What could $a_0=s$ in Shamir's secret sharing scheme represent?

As we already know in a $k$ out of $n$ secret sharing scheme, a secret is split in $n$ parts however only $k=t$ parts (of a polynomial of degree $t-1$) are needed if we want to compute the secret. Suppose that $f$ is the polynomial function such that

$$f(x)=a_{t-1}x^{t-1}+a_{t-2}x^{t-2}+\cdots+a_1x+a_0=s+\sum_{i=1}^{t-1}a_ix^i,\text{such that } s=f(0)$$

$s\in\mathbb{F}_p$, say $s=5<p=11$, but in some cases we want to encode secrets like letters etc. Could we do this with this technique?

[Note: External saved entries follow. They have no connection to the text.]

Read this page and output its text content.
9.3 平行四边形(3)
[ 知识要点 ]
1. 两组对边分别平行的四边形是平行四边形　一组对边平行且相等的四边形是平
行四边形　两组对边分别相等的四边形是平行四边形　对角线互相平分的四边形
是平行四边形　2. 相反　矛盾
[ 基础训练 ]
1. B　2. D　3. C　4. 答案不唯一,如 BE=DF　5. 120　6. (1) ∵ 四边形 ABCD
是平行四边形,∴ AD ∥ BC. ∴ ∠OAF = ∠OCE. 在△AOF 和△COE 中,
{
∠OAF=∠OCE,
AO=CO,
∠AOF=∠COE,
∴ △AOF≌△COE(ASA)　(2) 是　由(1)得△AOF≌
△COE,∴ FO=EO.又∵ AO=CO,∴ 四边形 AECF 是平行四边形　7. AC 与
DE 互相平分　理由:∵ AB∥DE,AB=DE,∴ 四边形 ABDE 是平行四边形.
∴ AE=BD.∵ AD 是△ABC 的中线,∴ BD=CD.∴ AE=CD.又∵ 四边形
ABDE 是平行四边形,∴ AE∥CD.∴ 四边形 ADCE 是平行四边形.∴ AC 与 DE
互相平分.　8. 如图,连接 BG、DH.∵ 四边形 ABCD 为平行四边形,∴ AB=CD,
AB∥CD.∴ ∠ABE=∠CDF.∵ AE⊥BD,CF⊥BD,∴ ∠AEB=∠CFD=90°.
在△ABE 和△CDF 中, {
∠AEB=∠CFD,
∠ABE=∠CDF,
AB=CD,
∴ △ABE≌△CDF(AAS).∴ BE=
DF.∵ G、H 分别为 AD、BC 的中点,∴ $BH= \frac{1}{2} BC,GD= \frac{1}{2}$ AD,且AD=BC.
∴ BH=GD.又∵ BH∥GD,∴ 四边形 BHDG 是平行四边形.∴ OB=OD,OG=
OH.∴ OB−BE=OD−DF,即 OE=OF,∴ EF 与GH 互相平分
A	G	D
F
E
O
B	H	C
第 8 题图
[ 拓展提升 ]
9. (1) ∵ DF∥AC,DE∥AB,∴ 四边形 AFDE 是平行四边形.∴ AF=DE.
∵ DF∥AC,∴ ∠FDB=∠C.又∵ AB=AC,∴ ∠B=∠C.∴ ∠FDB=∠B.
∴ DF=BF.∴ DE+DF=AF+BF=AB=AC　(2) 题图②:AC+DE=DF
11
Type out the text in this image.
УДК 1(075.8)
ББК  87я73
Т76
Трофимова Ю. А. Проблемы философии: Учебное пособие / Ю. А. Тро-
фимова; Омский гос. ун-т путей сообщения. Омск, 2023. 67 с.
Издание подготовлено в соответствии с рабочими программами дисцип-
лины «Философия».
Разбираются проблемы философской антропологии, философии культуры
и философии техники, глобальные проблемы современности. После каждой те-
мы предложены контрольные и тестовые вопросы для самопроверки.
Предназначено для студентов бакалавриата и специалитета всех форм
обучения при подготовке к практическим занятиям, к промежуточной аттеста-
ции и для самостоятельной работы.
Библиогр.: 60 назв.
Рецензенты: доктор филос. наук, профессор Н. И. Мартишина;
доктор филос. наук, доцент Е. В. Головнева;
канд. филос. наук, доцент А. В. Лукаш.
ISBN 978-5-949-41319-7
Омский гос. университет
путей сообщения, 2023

When you are trying to do Attribute Based Encryption schemes, the collection of points has a nice property such that if you scale the x-axis by a scalar, the polynomial still passes through the same y-intercept. So, you can use this scheme to represent a hash for point combinations; and give different users an incompatible set of points (to help in collusion-resistant schemes). Points on a polynomial can be used as a sort of commutative/idempotent hash, where the original points can be discarded by pinning the curve at points x=1,x=2,...x=n.

There is a whole genre of cryptography using Kronecker Delta and secret sharing schemes; where you can encode digital circuits in equations. You can use Shamir point addition to do things that resemble things that you do with Elliptic Curves.